Petition filed at the top court seeking removal of statute of limitations on rapeSix female lawyers who registered the petition claim the time limit is in violation of constitution.
Six young female lawyers filed a petition at the Supreme Court on Tuesday demanding the removal of the statute of limitations on rape, in light of a former child actor’s accounts of rape and sexual violence that occurred eight years ago.
Advocates Mamta Siwakoti, Ojaswi KC, Ranjeeta Silwal, Dikshya Khadgi, Dikchya Raut and Salina Kafle jointly registered the petition stating that the statute of limitations under Section 292(2) of the National Penal Code is in violation of constitutional provisions—Article 21 of the ‘right of victim of crime’ and Article 38(3) under the ‘rights of women’.
Section (1) of Article 21 states, “a victim of crime shall have the right to get information about the investigation and proceedings of a case in which he or she is the victim.” Under section (2), “a victim of crime shall have the right to justice including social rehabilitation and compensation in accordance with the law”.
Article 38(3) states that “no woman shall be subjected to physical, mental, sexual, psychological or other forms of violence or exploitation on grounds of religion, social, cultural tradition, practice or on any other grounds. Such act shall be punishable by law, and the victim shall have the right to obtain compensation in accordance with the law.”
“A crime is a crime—whether one reports it a day later, a week later, two months later or even eight years later,” said Siwakoti, one of the advocates who filed the petition. “A procedural time limitation not just creates barriers to access justice for the victim but also violates two constitutional values, one that guarantees protection to victims of crime and the rights of women.”
Siwakoti added, “One of the fundamentals of justice is ensuring access to justice. But with the statute of limitations, access to justice is itself denied to many such victims of crime. It severely curtails primary human rights.”
The limitation of one year placed on reporting a crime as heinous as rape has barred a former child actor from filing a rape case against the man who she has accused of raping her.
On 18 May, the former child actor and model posted 20 videos on TikTok in which she shared explicit details of her horrific experiences.

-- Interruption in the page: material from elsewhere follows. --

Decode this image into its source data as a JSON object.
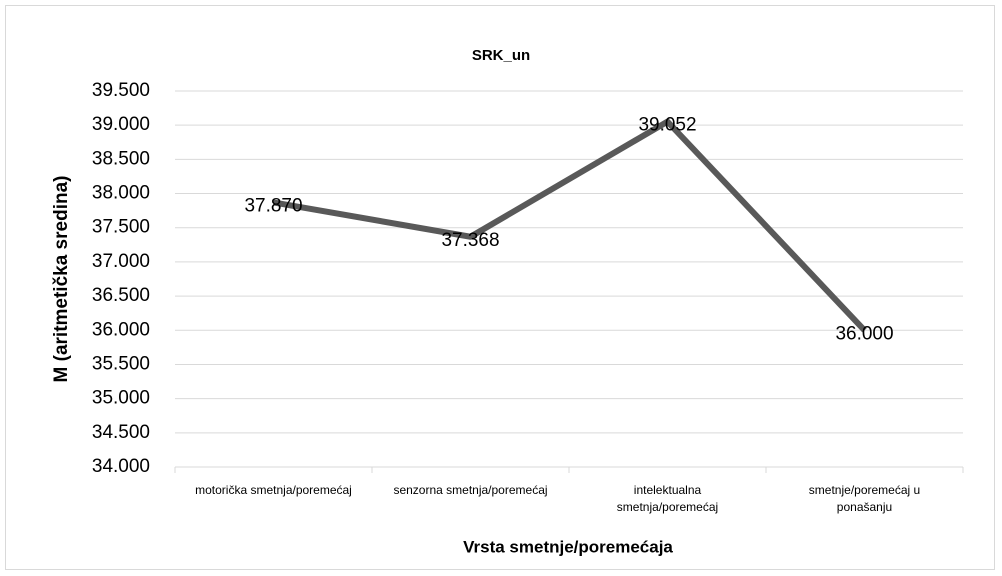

Explaining her account of multiple incidents of rape and sexual violence at the hands of multiple people, as early as 2014 when she was just 16 and just starting her modelling career, the woman, now 24, decried the statute of limitations as a major barrier to accessing justice.
According to Section 292(2) of the National Penal Code, a plaintiff can file a complaint only within a year of being raped.
The child actor was allegedly raped, first, eight years ago.
This has sparked the debate on the statute of limitations imposed on reporting rape, once again.
The statute of limitations on rape was extended from 35 days to 180 days through Act to Amend Laws to End Gender Violence and Ensure Gender Equality 2072, following the ‘Occupy Baluwatar Campaign’ in 2012.
In the Muluki Criminal Code 2017 which came into effect in August 2018, the statute of limitations was increased to one year.
However, this isn’t the first time that the Nepal government has been recommended to push for the removal of the statute of limitations on rape.
In 2018, the Convention on the Elimination of All Forms of Discrimination against Women (CEDAW), in its concluding observations on the sixth periodic report of Nepal, had recommended the Nepal government to repeal the statute of limitations provision on the registration of cases of sexual violence in all contexts to ensure effective access for women to justice for the crime of rape and other sexual offences.
Similarly, another study titled ‘Sexual Violence in South Asia: Legal and other barriers for justice to survivors’, jointly conducted by Dignity Alliance International and Equality Now, stated that applied to sexual violence cases, statutes of limitations have added an additional roadblock to access justice for the victims.
The report, revealed last year, has said Nepal has the shortest statute of limitations on sexual violence cases compared to other South Asian countries.
“Stigma, shame, intimidation, trauma, and even lack of recognition of the abuse keep many victims from coming forward and short statutes of limitations place an overwhelming burden on victims and allow perpetrators to evade punishment,” states the report. “The trauma, stigma, damage, and sometimes continuing threat and fear experienced as a consequence of sexual violence can prevent the victim from reporting the crime or delay reporting.”
The report has also pointed out that this might be particularly true in the context of childhood sexual violence when violations might not even be recognised as such by the victim until many years later, or in coercive domestic violence or intimate partner situations, or for example in the context of conflict, political violence or social disturbance.
“These various reports have demanded, time and again, the removal of the statute of limitations on rape,” says Raut, another advocate who has filed the petition. “And it is even more crucial for minors and conflict-era victims of rape. This is the government’s responsibility.”
According to lawyers, the existing law has not taken into account the stigma rape victims could face given the conservative society we live in. They say, this further silences the victims who have mustered up courage to speak up against the violence they face.
“What happened with the child actor is a representative case. As six lawyers who filed the petition, we represent the voices of the Nepali public who are demanding this change,” says Siwakoti. “When the state silences us with the statute of limitation, it further discourages so many victims of such heinous crimes.”